The purpose of this study was to attempt to substantiate the practice of automatically investigating all unexplained markings and oral lesions on children under the guise of preventing child abuse. While well-intentioned on the surface, the bill did not provide any funding to help medical providers, prosecutors, or child protection investigators distinguish among marks caused by abuse, accidental injury, and undiagnosed medical conditions.

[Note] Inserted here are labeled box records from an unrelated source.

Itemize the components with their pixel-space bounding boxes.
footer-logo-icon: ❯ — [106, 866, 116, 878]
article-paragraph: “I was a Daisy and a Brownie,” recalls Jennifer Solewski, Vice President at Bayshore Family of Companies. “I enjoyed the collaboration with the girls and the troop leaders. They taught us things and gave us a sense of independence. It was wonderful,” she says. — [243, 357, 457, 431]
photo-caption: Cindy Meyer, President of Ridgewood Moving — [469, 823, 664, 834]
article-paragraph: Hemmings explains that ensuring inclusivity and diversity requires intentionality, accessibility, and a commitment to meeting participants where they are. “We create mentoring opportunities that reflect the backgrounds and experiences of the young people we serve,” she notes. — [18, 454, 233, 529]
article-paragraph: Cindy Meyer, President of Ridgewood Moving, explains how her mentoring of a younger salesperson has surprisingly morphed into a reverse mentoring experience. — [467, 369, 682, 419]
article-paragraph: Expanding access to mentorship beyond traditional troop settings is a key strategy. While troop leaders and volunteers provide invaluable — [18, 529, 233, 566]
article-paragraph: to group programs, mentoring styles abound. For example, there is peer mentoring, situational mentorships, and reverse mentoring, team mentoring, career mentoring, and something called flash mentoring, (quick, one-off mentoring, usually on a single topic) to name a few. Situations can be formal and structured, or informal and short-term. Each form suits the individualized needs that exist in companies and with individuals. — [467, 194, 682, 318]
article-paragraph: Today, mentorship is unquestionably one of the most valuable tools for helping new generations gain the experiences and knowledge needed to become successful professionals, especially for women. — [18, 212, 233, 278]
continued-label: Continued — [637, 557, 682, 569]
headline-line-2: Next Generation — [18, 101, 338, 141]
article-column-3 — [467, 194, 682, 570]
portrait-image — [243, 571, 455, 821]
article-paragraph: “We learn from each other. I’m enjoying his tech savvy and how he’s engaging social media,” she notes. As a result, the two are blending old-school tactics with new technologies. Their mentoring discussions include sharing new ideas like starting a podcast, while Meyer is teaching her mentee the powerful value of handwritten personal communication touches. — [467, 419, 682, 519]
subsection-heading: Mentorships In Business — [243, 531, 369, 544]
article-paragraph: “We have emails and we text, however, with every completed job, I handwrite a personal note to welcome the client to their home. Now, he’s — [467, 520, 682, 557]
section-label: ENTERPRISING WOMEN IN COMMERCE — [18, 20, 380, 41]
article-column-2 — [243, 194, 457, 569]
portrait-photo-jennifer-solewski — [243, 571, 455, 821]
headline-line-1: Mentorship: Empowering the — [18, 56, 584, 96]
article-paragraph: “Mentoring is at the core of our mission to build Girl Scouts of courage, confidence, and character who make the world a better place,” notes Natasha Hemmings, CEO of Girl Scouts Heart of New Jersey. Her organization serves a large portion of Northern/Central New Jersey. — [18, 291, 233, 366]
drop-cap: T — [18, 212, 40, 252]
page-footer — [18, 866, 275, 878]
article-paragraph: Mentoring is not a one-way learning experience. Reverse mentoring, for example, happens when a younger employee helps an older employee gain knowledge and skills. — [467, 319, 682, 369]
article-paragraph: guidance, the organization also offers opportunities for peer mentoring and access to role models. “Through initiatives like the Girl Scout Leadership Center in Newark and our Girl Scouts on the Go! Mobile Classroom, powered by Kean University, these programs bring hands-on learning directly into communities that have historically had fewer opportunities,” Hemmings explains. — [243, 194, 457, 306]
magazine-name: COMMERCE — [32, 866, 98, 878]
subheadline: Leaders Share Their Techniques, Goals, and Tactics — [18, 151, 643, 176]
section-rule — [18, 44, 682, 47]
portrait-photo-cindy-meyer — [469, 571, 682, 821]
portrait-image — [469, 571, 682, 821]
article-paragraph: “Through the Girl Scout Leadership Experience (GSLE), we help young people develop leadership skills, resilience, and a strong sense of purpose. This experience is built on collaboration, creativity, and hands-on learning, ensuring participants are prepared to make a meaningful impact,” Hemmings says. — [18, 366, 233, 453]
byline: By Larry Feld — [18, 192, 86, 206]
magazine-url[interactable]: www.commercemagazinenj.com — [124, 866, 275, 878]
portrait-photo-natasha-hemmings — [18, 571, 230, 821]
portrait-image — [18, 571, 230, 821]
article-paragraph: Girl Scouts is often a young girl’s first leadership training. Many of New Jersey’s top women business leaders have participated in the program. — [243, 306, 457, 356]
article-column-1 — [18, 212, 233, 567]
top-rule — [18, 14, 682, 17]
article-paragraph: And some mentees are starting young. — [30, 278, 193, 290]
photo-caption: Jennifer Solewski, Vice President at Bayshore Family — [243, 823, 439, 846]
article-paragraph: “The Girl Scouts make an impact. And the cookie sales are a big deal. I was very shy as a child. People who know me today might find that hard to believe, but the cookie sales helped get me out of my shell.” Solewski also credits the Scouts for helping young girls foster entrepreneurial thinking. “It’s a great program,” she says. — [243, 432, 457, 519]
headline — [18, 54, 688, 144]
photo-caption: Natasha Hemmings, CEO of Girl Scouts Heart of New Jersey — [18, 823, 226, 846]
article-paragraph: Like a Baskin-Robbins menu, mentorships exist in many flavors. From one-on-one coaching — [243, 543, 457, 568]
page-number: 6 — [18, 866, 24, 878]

By excluding neutral doctors and family advocates from the development of policies, it would open the door to more prosecutions of innocent parents—especially minority parents, parents of disabled children, and parents of children with rare disorders.


The bill failed to take into consideration that many medical conditions resulting in cutaneous and oral lesions can be easily mistaken for child abuse. Such diagnostic errors stem from unusual disease presentations, the presence of a rare condition, or the medical provider’s failure to consult with board-certified treating specialists. Certain populations are especially vulnerable to medically-based wrongful allegations of abuse, including racial and ethnic minorities, the economically disadvantaged, undocumented immigrants, and LGBTQ parents. For this reason, it is urgent that those tasked with identifying the cause of cutaneous and oral lesions are knowledgeable about the conditions that mimic child abuse and rely on board-certified treating specialists experienced in differentiating between medical conditions, accidental injury, and abuse.


Cutaneous lesions, including bruises in pre-mobile infants, are associated with many non-abusive causes, including: Mongolian spots, infections, vasculitis, vascular malformations, petechia, immune thrombocytopenic purpura, idiopathic thrombocytopenic purpura, Von Willebrand disease, hemophilia, Berard-Soulier syndrome, Glanzmann thrombasthenia, storage pool disease, May-Hegglin anomaly, Wiskott-Aldrich syndrome, hemorrhagic telangiectasia, EpisAXIS, cryoglobulinemia, pulmonary-renal involvement, malignancies, Ehlers Danlos syndrome, osteogenesis imperfecta, dermatomysitis, phytophotodermatitis, hemangiomas, meningococcemia, incontinentia pigmenti, erythema multiforme, digitform parapsoriasis, pyoderma gangrenosum, erythema marginatum, eczema, nutritional deficiencies, striae, skin staining from dyes, incontientia pigmenti, Cushing’s Disease, Marfan’s Syndrome, use of medications (heparin, steroids, NSAIDS, etc), and pressure (from clothing and child restraint fasteners).


Oral lesions, including maxillary labial (lip) frenulum tears in pre-mobile infants also have many non-abusive causes, including cysts, osteomyelitis, herpes simplex virus, candidiasis, mucocele, ranula, Riga-Fede disease, breastfeeding keratosis, intubation attempts, neonatal pemphigus, hemangioma, lymphangioma, Langerhans cell histiocytosis X, congenital epulis, melanotic neuroectodermal tumors, epignathus, oral choristomas, and salivary gland neoplasms.


A full list of the medical mimics of child abuse can be accessed here.


The bill also excluded consideration of accidental injuries. A 2001 study of 11,466 children under 6 months of age, found that 2,554 experienced falls. Of these children, 14% reported a visible injury, 56% of which were bruises*. Common accidents between 0-7 months includes caregiver-related accidents (such as dropping the infant or tripping while holding the infant), sleeping on top of a small toy, rolling off furniture, tipping from a sitting position, injuries from pets, injuries from siblings, carpet burns (from rolling or creeping), and more. Some common equipment can also result in cutaneous lesions, such as car seats, bouncy seats, high chairs, and infant carriers. Even the most attentive parents may not realize these injuries occurred or may not notice them promptly enough to give accurate reports to prosecutorial-focused individuals when questioned.


Had SB 1009 become law, all parents—but especially parents already at high risk for intervention by child protective services—would have been more likely to face invasive investigations and risk losing custody, without review by neutral medical experts.